Jak ktoś ma jakieś uwagi, swoje problemy wobec jakieś sytuacji forumowej to może też je tutaj przedstawić.

Awatar użytkownika
Marek_Piotrowski
Legendarny komentator
Legendarny komentator
Posty: 18650
Rejestracja: 1 cze 2016
Wyznanie: Katolicyzm
Has thanked: 2560 times
Been thanked: 4565 times
Kontakt:

Re: Czy jestem z innej planety?

Post autor: Marek_Piotrowski » 2018-01-11, 13:01

Abraham45 pisze: 2018-01-11, 12:39 Ja nigdzie nie przedstawiłem jako wiarę objawioną, stwierdzam fakty
Sam sobie przeczysz.
Przedstawiasz swoje poglądy jako "fakty" nie dopuszczając myśli, że może się mylisz (i chyba nie słuchając co pisze rozmówca).
że skoro jest problem
Kto powiedział, że "jest problem"?
to osobę prosząca o pomoc kieruje się do specjalisty, bo my nimi nie jesteśmy aby oceniać czy szukanie rozwiązań jest zbędne
Skoro uważasz że nie nam oceniać, to czemu oceniasz?
Napisz jasno: jestem psychologiem, mam tytuł doktora z zakresu psychologii i wtedy można coś takiego stwierdzać.
Wybacz, ale to puste gadanie - równie dobrze mógłbym taki "argument" przedstawić Tobie.
Żaden z nas nie jest specjalistą (co zaznaczyłem w pierwszym moim liście na ten temat) ale skoro już się wypowiadamy, to nie ma powodu by Twoje mniemania przyjmować tylko dlatego że je wypowiedziałeś, a do rozważenia moich żądać doktoratu z psycholigii.
Bądź poważny - jeśli masz argumenty merytoryczne to je przedstaw, a nie ciskaj się jak dziecko ponieważ nie podzielam Twojego stanowiska w tej sprawie.
Taka jest rzeczywistość Marku.
rzeczywistość jest taka, że usiłujesz przeforsować swoje stanowisko na drodze przekrzykiwania, obrażania się na inaczej twierdzących i stosowania argumentów ad personam, zamiast popracować nad merytoryką swojej wypowiedzi.

Abraham45

Re: Czy jestem z innej planety?

Post autor: Abraham45 » 2018-01-11, 13:29

Oczywiscie wielki doradca ma zawsze racje. I właśnie dlatego założyłem ten temat. Tylko widzisz, różnica jest taka, że twoje oceny, krytyki mają nyć uznawane za prawdziwe no jesteś wielkim doradcą forumowym i jak widać zawsze ty masz rację a ja nie uważam sienie za specjalistę i moje uwagi to tylko moja ocena, która nie musi być uznawana przez innych, ważne aby służyla dobru innych.

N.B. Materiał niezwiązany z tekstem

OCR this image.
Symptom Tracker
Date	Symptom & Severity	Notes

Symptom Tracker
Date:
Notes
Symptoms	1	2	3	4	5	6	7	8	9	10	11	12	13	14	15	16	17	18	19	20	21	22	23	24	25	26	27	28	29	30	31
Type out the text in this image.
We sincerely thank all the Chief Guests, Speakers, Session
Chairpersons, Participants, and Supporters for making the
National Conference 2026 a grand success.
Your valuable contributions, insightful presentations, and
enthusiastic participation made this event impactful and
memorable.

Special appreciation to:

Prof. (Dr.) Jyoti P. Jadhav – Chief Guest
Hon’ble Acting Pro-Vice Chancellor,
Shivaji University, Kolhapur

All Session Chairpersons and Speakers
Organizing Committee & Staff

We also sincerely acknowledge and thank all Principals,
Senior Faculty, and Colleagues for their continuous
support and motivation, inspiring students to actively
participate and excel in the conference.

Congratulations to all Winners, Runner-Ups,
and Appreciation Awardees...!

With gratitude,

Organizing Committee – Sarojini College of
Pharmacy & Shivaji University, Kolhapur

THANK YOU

Tytułu doktora czy magistra jak widać nie masz z psychologii więc twoje rady czy twierdzenia to tylko twona ocena której nie można uznać za 100% prawdę, więc nie ma co sie nią kierować.

To już wiele wyjaśniło. teraz można nawet zamknąć temat, chyba że ktoś ma swoje ywagi. Ja bynajmniej do ciebie Marku już nie mam żadnych. Wiem to co chciałem wiedzieć. 100 % dystansu do twoich wypowiedzi. Rozumiem że pójdzie to w odwrotnym kierunku i bedzie vice versa. Ale to nie jest dla mnie już ważne.